Select Page

“Sonoma is a fountain of fountains.”

So wrote Father Jose Altimira in 1823, while seeking the ideal location for Mission San Francisco Solano, California’s northernmost mission and Sonoma’s founding edifice. In writing those words—Sonoma es un manantial a manantiales—Altimira was underscoring a need we all share: for abundant fresh water, available year-round, even during California’s dry seasons.

Sonoma Valley, he observed, had plenty of water. As described in “An Introduction to the Historical Ecology of the Sonoma Creek Watershed,” a brief report published by Sonoma Ecology Center in 2008, Altimira settled in Sonoma because water poured so reliably from the region’s many creeks, springs and ponds. Natives told Altimira that even in dry years, “the permanent small waters are innumerable.”

That was then. Today, dramatic alterations to Sonoma Valley have led to markedly less water: smaller creeks, fewer springs and ponds, and a less reliable overall supply, especially during dry years. In studying how this came to be, scientists have realized that a major factor is the loss of key water features such as wetlands, which act as giant sponges, trapping rainwater during winter months and releasing it steadily throughout the year. 

And in pre-colonial Sonoma Valley, there was no bigger or better example of such wetlands than the Kenwood Marsh.

A large 400-acre marsh complex in the northern (upstream) end of Sonoma Valley, Kenwood Marsh was a perennial wetland, meaning it held enormous amounts of fresh water throughout the year. When it rained hard, the marsh absorbed enough water to significantly reduce flooding downstream. When it didn’t rain at all, the marsh kept on slow-releasing its water, keeping waterways downstream (where Altimira put his mission) running fresh and clear and cold all year.

Today, nearly all of that wetland complex, which spanned from present-day Pythian Road to Glen Ellen, is gone. Without its tempering influence, or that of other perennial and seasonal wetlands, rainwater shoots down Sonoma Valley and into San Pablo Bay before it can recharge the groundwater or provide for keystone species like steelhead. 

“Kenwood Marsh was an essential component of Sonoma Valley’s once-healthy water system,” said Richard Dale, executive director of Sonoma Ecology Center, who has studied the Valley’s past and present for over three decades. “We see its loss today in the reduction in seasonal streamflow here, and in increased flooding, erosion, groundwater depletion and other problems.”

Lost Habitat

Besides steelhead, the marshland was important habitat for other native plants and animals too, including some unique species such as the Kenwood Marsh checkerbloom. This endangered flower is so rare today that only 10 are known to exist in nature—and they are all growing in what remains of the Kenwood Marsh. (Because of its endangered status, harming, killing or possessing the plant is prohibited.)

“We lose vernal pools and wetlands more than any other habitat,” said SEC Restoration Program Manager Jason Mills. “Standing water isn’t seen as very desirable,” he said, and is frequently drained for agriculture or development.

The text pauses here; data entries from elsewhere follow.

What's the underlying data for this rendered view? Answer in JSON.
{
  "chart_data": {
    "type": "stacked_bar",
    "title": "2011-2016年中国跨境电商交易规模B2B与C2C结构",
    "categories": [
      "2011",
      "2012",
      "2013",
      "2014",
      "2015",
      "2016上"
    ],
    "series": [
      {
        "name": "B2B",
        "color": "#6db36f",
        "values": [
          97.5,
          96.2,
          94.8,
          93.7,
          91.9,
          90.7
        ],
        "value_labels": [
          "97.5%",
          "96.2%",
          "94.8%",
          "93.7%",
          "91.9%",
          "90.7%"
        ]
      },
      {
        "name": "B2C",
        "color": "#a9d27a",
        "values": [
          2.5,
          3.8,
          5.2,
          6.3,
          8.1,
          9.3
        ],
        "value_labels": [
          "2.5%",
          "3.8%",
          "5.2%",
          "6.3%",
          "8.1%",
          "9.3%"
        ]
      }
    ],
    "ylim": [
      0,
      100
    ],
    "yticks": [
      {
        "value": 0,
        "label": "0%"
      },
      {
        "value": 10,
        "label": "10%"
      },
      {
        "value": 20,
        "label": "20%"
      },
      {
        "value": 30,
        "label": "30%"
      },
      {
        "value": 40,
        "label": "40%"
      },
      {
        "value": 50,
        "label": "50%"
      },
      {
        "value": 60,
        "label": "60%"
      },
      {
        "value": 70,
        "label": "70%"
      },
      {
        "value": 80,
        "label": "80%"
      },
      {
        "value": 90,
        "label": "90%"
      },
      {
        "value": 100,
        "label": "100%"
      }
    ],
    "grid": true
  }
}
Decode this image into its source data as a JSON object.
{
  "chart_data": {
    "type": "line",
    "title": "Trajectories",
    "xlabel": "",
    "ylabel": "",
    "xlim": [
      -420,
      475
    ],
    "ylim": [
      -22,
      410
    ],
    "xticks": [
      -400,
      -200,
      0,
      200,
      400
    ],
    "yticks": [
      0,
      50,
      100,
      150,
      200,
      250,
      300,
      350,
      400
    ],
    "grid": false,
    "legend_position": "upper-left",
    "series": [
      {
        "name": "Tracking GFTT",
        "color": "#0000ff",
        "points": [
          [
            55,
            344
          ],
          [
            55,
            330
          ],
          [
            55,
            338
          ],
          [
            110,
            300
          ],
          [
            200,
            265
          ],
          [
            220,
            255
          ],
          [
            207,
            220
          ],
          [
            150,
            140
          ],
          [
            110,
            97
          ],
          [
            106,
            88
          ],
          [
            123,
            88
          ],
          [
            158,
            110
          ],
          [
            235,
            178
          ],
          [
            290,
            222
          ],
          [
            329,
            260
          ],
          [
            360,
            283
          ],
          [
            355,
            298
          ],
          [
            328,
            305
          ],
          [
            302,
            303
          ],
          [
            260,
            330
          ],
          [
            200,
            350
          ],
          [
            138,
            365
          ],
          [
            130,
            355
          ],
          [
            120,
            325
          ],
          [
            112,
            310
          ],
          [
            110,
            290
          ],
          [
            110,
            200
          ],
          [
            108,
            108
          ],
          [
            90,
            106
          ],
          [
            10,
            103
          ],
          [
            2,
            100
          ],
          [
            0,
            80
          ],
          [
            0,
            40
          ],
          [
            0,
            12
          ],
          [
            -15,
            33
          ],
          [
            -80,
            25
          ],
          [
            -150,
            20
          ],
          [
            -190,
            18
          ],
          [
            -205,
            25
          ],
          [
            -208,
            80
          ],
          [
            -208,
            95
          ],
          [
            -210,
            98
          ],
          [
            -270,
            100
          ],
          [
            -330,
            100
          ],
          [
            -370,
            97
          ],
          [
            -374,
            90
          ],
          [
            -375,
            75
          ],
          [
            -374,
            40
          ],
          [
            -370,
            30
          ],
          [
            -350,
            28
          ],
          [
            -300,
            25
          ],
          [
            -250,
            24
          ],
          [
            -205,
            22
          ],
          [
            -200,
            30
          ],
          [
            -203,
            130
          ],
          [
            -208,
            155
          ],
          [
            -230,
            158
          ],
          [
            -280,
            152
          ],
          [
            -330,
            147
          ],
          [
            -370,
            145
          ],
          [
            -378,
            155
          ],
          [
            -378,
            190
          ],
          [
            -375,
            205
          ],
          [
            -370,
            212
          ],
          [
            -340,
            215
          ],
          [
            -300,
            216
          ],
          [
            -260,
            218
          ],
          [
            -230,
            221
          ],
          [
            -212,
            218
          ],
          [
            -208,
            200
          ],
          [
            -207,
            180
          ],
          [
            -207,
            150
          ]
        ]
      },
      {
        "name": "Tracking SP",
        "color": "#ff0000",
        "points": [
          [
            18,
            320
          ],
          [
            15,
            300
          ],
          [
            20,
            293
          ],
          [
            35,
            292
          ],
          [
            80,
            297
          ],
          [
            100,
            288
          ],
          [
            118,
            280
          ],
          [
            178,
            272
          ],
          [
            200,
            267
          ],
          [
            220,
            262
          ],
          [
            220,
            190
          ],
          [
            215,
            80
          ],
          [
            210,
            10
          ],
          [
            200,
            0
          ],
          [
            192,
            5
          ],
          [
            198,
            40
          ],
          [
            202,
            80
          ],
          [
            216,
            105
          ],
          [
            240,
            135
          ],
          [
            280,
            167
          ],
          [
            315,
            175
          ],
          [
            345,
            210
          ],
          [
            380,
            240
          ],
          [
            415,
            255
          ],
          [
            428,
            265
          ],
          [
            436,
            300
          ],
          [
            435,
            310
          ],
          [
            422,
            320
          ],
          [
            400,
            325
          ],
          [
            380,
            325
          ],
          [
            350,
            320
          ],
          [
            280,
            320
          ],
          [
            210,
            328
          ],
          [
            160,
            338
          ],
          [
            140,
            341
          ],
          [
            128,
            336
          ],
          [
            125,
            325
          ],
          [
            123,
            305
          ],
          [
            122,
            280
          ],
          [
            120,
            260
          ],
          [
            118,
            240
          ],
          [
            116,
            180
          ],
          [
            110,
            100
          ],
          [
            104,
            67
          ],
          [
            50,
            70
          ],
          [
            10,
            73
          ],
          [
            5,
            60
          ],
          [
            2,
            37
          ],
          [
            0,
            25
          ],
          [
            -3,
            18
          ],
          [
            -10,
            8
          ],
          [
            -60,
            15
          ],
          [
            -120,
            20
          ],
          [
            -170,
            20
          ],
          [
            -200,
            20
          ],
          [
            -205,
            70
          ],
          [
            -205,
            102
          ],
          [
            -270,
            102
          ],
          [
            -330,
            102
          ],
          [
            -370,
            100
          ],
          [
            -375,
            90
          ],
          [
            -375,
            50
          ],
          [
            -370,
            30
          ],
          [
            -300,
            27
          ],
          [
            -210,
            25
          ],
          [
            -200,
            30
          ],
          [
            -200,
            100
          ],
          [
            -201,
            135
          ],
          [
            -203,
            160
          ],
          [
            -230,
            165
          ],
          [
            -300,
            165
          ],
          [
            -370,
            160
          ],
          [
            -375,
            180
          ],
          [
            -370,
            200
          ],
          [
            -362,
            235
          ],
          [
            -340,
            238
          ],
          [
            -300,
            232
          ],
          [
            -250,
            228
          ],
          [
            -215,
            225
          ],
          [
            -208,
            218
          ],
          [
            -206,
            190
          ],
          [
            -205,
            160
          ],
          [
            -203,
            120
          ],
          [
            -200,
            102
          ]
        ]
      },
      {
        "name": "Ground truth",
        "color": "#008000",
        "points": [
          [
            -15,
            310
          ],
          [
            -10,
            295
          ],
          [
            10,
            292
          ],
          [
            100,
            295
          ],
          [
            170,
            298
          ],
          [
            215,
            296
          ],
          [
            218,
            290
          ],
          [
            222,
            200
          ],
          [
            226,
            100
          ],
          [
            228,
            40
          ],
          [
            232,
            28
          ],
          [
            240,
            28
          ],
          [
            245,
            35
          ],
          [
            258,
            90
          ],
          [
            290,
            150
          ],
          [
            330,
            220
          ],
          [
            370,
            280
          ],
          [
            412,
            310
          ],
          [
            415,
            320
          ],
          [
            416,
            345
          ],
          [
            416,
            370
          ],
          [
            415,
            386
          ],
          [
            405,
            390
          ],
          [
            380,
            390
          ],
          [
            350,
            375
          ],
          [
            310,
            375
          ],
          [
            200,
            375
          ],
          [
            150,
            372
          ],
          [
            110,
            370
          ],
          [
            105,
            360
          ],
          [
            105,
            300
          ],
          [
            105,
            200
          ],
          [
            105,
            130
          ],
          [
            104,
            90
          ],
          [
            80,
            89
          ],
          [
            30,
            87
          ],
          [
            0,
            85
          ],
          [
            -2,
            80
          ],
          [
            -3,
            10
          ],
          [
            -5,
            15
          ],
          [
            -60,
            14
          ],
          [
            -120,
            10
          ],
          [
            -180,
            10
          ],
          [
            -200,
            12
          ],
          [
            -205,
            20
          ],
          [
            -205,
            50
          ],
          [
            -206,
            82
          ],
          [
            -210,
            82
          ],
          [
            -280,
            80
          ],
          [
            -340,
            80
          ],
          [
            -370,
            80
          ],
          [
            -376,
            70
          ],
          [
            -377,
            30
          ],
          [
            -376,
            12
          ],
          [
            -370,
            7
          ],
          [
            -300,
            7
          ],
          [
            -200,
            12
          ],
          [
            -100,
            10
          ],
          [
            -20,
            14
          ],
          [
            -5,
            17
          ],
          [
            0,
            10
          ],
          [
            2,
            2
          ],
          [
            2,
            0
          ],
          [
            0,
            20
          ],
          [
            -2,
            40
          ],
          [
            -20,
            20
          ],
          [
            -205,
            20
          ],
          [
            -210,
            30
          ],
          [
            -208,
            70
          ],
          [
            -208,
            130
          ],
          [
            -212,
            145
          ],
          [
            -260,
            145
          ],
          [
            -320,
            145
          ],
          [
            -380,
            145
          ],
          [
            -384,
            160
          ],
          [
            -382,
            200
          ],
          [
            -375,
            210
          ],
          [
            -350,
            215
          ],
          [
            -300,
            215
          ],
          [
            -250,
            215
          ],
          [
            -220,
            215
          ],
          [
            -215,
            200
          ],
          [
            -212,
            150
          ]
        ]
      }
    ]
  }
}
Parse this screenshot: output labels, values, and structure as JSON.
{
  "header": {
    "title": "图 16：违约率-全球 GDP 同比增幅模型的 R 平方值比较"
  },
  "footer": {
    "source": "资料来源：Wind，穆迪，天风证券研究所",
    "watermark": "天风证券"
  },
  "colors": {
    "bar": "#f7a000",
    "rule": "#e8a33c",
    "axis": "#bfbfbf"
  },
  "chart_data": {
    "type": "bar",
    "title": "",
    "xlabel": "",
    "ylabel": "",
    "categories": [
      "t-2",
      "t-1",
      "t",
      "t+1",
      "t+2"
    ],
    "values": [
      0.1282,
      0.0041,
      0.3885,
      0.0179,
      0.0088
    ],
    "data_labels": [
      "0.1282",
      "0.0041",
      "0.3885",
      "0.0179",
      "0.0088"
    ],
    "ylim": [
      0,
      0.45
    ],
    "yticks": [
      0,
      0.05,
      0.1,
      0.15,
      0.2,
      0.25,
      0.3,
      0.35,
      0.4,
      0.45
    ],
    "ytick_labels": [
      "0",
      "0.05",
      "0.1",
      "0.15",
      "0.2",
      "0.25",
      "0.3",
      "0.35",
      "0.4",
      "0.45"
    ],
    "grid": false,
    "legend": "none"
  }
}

As a result, “We’ve altered the hydrology immensely, because to divert all that water you have to channelize it. That’s what leads us to our flash flood conditions.” Originally, Mills said, “All those waters coming off Sugarloaf would have entered the big alluvial fan of Kenwood Marsh. But now there isn’t that area to absorb that runoff.” (Sonoma Creek’s headwaters are located in present-day Sugarloaf Ridge State Park, which SEC manages with its Team Sugarloaf partners on behalf of California State Parks.)

Besides flooding and the property damage that comes with it, other problems created by draining marshland include erosion, sedimentation, channel incision, groundwater depletion, and loss of the most productive and biodiverse habitats in our region.

Local historian Arthur Dawson, who co-authored that 2008 report and continues to collaborate with SEC, notes that Kenwood Marsh was only the largest of the Valley’s extensive wetlands.

“Another marshy area ran from north of the Plaza down to 8th Street East,” Dawson said, pointing to one of several examples. “Elders I interviewed in 2000 remembered huge flocks of waterfowl that would show up there during their migrations.”